New York - Ei, ei, ei - das war eine Lehrstunde für Martina Hingis in Sachen Power-Tennis. Serena Williams liess der Schweizerin im US-Open-Halbfinal nicht den Hauch einer Chance. Die Amerikanerin powerte die Nummer 1 mit einer 6:2, 6:3 Ohrfeige aus dem Turnier. Hingis konnte einem fast Leid tun, derart überlegen präsentierte sich Williams an diesem Freitag. Weil auch Venus gegen Capriati gewann, kommt es erstmals an einem Grand-Slam-Turnier zu einem Final zweier Geschwister.

Es war eine ganz bittere Stunde für Martina Hingis. Sie wurde von der jüngeren der Williams-Schwestern in nur 51 Minuten wie eine Juniorin deklassiert. Wer dieses Spiel sah, muss sich fragen: Sollte das Damen-Tennis nicht in Gewichts-oder Power-Klassen unterteilt werden?

David Hasselhoff sang vor dem Hingis-Halbfinal die amerikanische Nationalhymne. Der Sänger und Filmstar ist sich aus der TV-Serie «Baywatch» den Umgang mit athletischen Schönheiten gewohnt. David Hasselhoffs athletischen Ansprüchen dürfte Martina Hingis nicht genügt haben. Die Schweizerin lag nach 17 Minuten 1:5 zurück und besass trotz einer 2:1-Führung im zweiten Satz nicht den Hauch einer Chance.

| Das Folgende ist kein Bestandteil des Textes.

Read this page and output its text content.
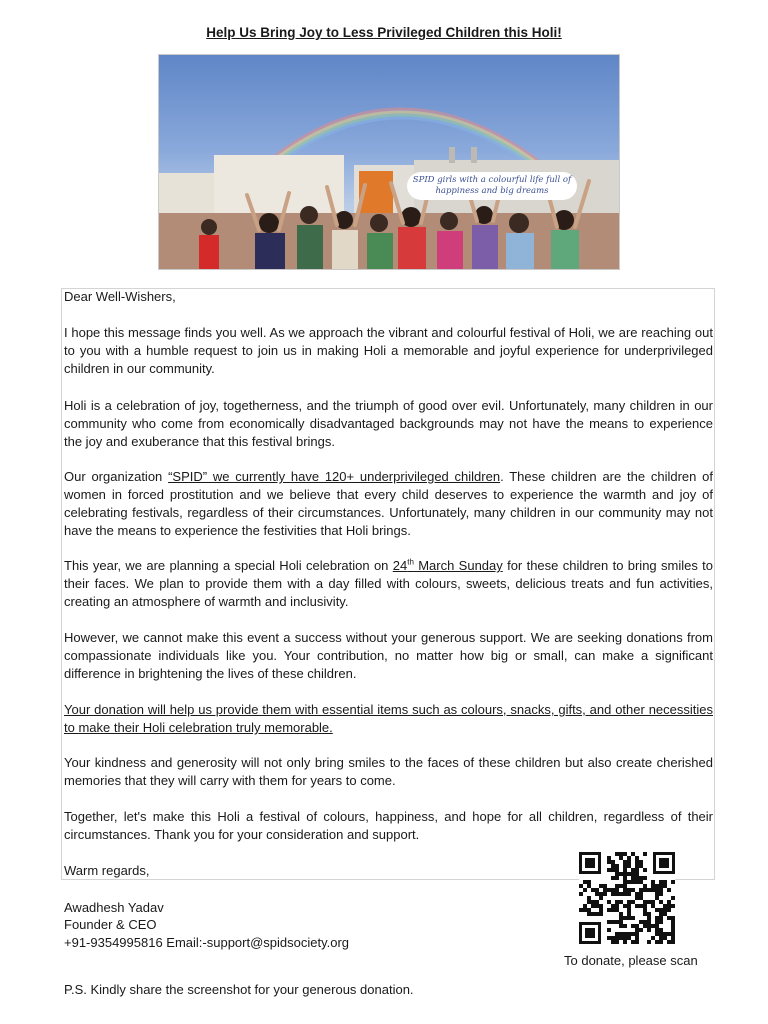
Help Us Bring Joy to Less Privileged Children this Holi!
SPID girls with a colourful life full of happiness and big dreams
Dear Well-Wishers,
I hope this message finds you well. As we approach the vibrant and colourful festival of Holi, we are reaching out to you with a humble request to join us in making Holi a memorable and joyful experience for underprivileged children in our community.
Holi is a celebration of joy, togetherness, and the triumph of good over evil. Unfortunately, many children in our community who come from economically disadvantaged backgrounds may not have the means to experience the joy and exuberance that this festival brings.
Our organization “SPID” we currently have 120+ underprivileged children. These children are the children of women in forced prostitution and we believe that every child deserves to experience the warmth and joy of celebrating festivals, regardless of their circumstances. Unfortunately, many children in our community may not have the means to experience the festivities that Holi brings.
This year, we are planning a special Holi celebration on 24th March Sunday for these children to bring smiles to their faces. We plan to provide them with a day filled with colours, sweets, delicious treats and fun activities, creating an atmosphere of warmth and inclusivity.
However, we cannot make this event a success without your generous support. We are seeking donations from compassionate individuals like you. Your contribution, no matter how big or small, can make a significant difference in brightening the lives of these children.
Your donation will help us provide them with essential items such as colours, snacks, gifts, and other necessities to make their Holi celebration truly memorable.
Your kindness and generosity will not only bring smiles to the faces of these children but also create cherished memories that they will carry with them for years to come.
Together, let's make this Holi a festival of colours, happiness, and hope for all children, regardless of their circumstances. Thank you for your consideration and support.
Warm regards,
Awadhesh Yadav
Founder & CEO
+91-9354995816 Email:-support@spidsociety.org
To donate, please scan
P.S. Kindly share the screenshot for your generous donation.
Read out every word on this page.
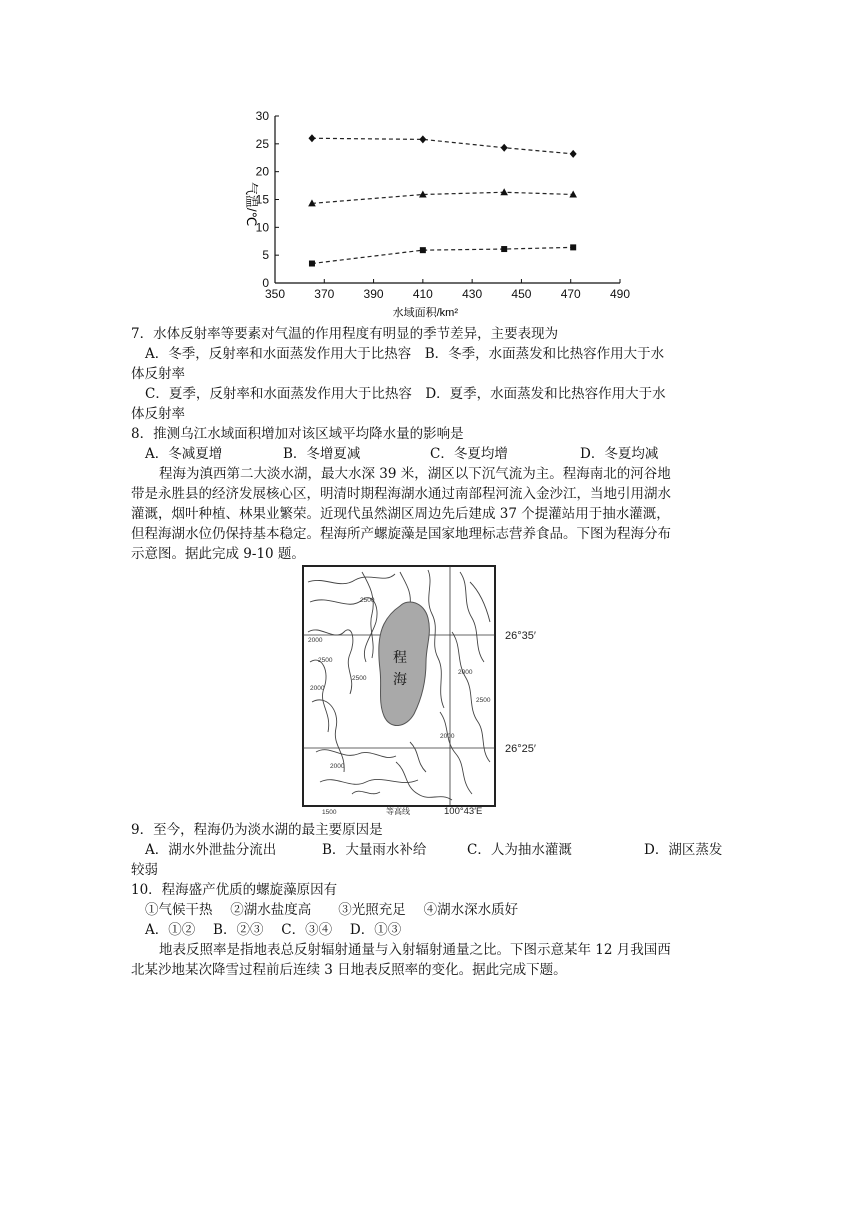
0
5
10
15
20
25
30
350 370 390 410 430 450 470 490
气温/℃
水域面积/km²
7．水体反射率等要素对气温的作用程度有明显的季节差异，主要表现为
A．冬季，反射率和水面蒸发作用大于比热容　B．冬季，水面蒸发和比热容作用大于水
体反射率
C．夏季，反射率和水面蒸发作用大于比热容　D．夏季，水面蒸发和比热容作用大于水
体反射率
8．推测乌江水域面积增加对该区域平均降水量的影响是
A．冬减夏增	B．冬增夏减	C．冬夏均增	D．冬夏均减
程海为滇西第二大淡水湖，最大水深 39 米，湖区以下沉气流为主。程海南北的河谷地
带是永胜县的经济发展核心区，明清时期程海湖水通过南部程河流入金沙江，当地引用湖水
灌溉，烟叶种植、林果业繁荣。近现代虽然湖区周边先后建成 37 个提灌站用于抽水灌溉，
但程海湖水位仍保持基本稳定。程海所产螺旋藻是国家地理标志营养食品。下图为程海分布
示意图。据此完成 9-10 题。
程
海
2000
2500
2000
2500
2000
2500
2000
2500
2000
1500	等高线	100°43′E
26°35′
26°25′
9．至今，程海仍为淡水湖的最主要原因是
A．湖水外泄盐分流出	B．大量雨水补给	C．人为抽水灌溉	D．湖区蒸发
较弱
10．程海盛产优质的螺旋藻原因有
①气候干热　 ②湖水盐度高　　③光照充足　 ④湖水深水质好
A．①②　 B．②③　 C．③④　 D．①③
地表反照率是指地表总反射辐射通量与入射辐射通量之比。下图示意某年 12 月我国西
北某沙地某次降雪过程前后连续 3 日地表反照率的变化。据此完成下题。
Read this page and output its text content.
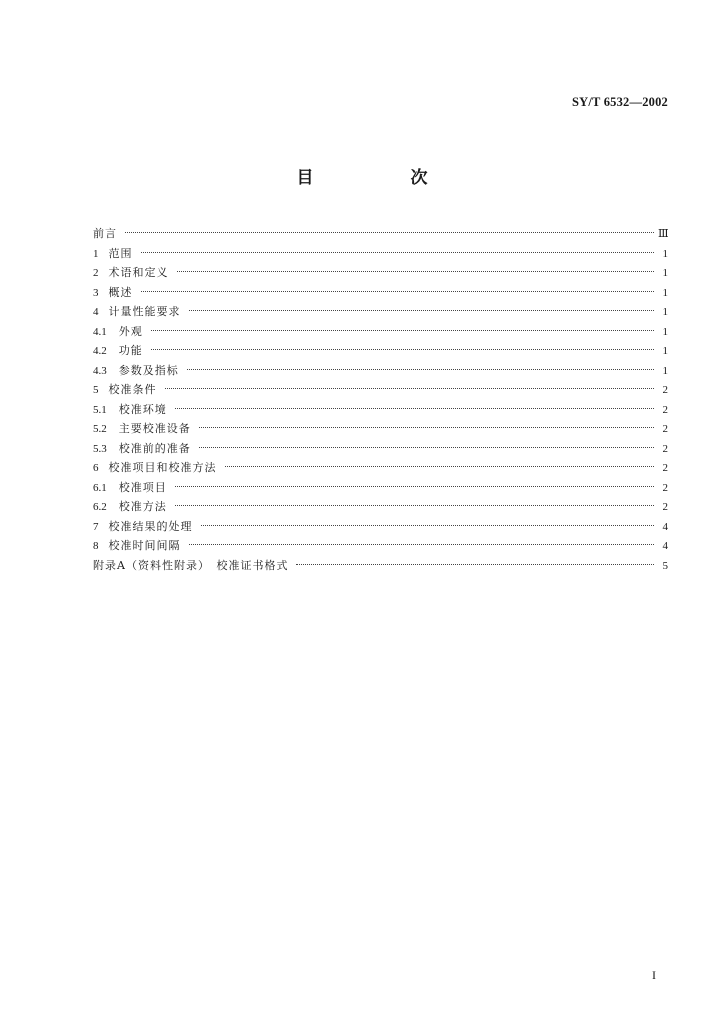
SY/T 6532—2002
目　次
前言	Ⅲ
1 范围	1
2 术语和定义	1
3 概述	1
4 计量性能要求	1
4.1 外观	1
4.2 功能	1
4.3 参数及指标	1
5 校准条件	2
5.1 校准环境	2
5.2 主要校准设备	2
5.3 校准前的准备	2
6 校准项目和校准方法	2
6.1 校准项目	2
6.2 校准方法	2
7 校准结果的处理	4
8 校准时间间隔	4
附录A（资料性附录）　校准证书格式	5
I
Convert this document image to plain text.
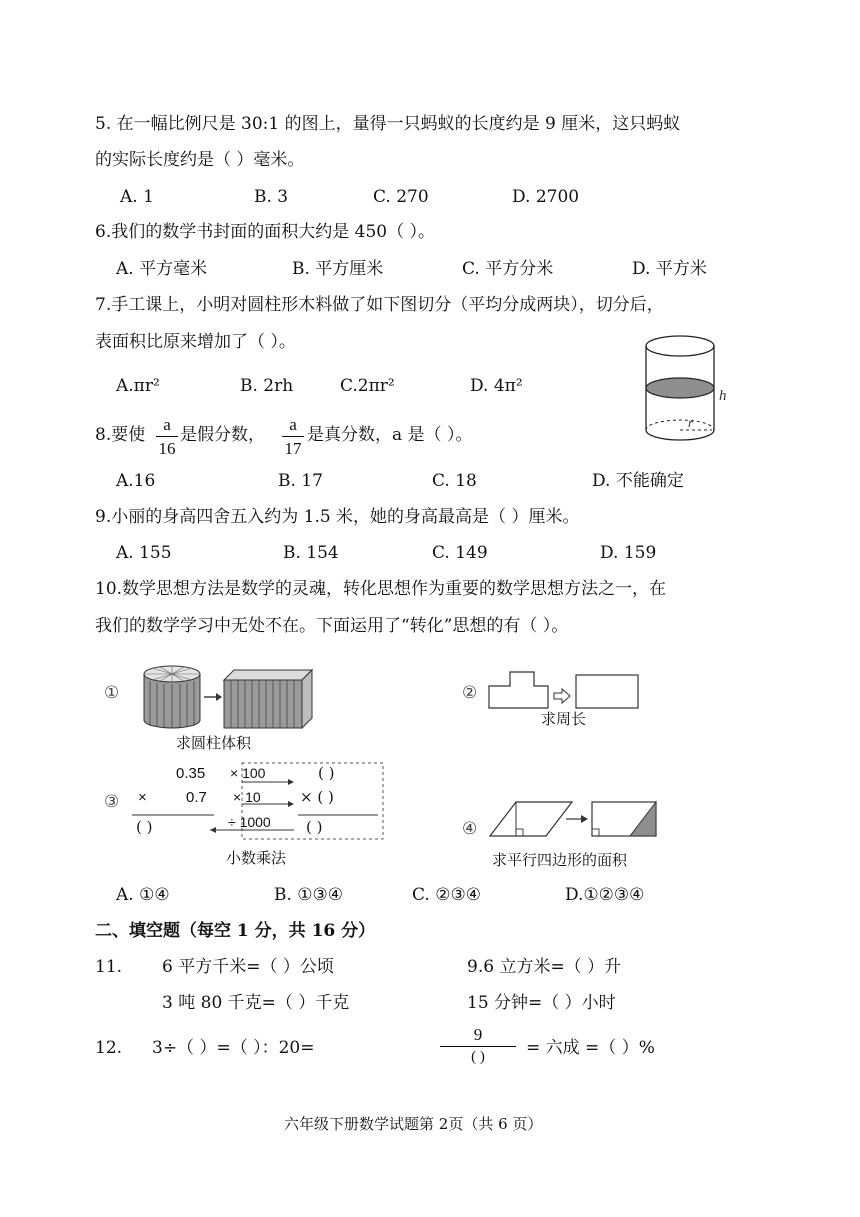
5. 在一幅比例尺是 30:1 的图上，量得一只蚂蚁的长度约是 9 厘米，这只蚂蚁
的实际长度约是（ ）毫米。
A. 1	B. 3	C. 270	D. 2700
6.我们的数学书封面的面积大约是 450（ ）。
A. 平方毫米	B. 平方厘米	C. 平方分米	D. 平方米
7.手工课上，小明对圆柱形木料做了如下图切分（平均分成两块），切分后，
表面积比原来增加了（ ）。
A.πr²	B. 2rh	C.2πr²	D. 4π²	h
r
8.要使
a
16
是假分数，
a
17
是真分数，a 是（ ）。
A.16	B. 17	C. 18	D. 不能确定
9.小丽的身高四舍五入约为 1.5 米，她的身高最高是（ ）厘米。
A. 155	B. 154	C. 149	D. 159
10.数学思想方法是数学的灵魂，转化思想作为重要的数学思想方法之一，在
我们的数学学习中无处不在。下面运用了“转化”思想的有（ ）。
①
求圆柱体积
②
求周长
③
0.35
×	0.7
( )
× 100
× 10
÷ 1000
( )
× ( )
( )
小数乘法
④
求平行四边形的面积
A. ①④	B. ①③④	C. ②③④	D.①②③④
二、填空题（每空 1 分，共 16 分）
11. 6 平方千米=（ ）公顷	9.6 立方米=（ ）升
3 吨 80 千克=（ ）千克	15 分钟=（ ）小时
12. 3÷（ ）=（ ）：20=
9
( )	= 六成 =（ ）%
六年级下册数学试题第 2页（共 6 页）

Als Drama erachtete Martina Hingis das Debakel nicht. «Die schlimmste Niederlage? Nein, nein -- im Halbfinal des US Open darf man gegen Serena Williams verlieren. Eine schlimme Niederlage wäre gewesen, wenn ich in der 3. Runde gegen Iva Majoli verloren hätte.» Trotzdem muss die Niederlage Hingis gewaltig zu denken geben. Vor dem Spiel fühlte sie sich gut in Form und bereit -- dann folgte ein Desaster. Und nun folgen für Hingis noch schwerere Zeiten. Sie wird die Nummer 1 verlieren -- wenn nicht am US Open (Capriati benötigte einen Sieg über Venus Williams zur Nummer 1), dann nachher. Und sie muss sich gewaltig steigern, wenn sie künftig Serena Williams wieder eine Chance haben will.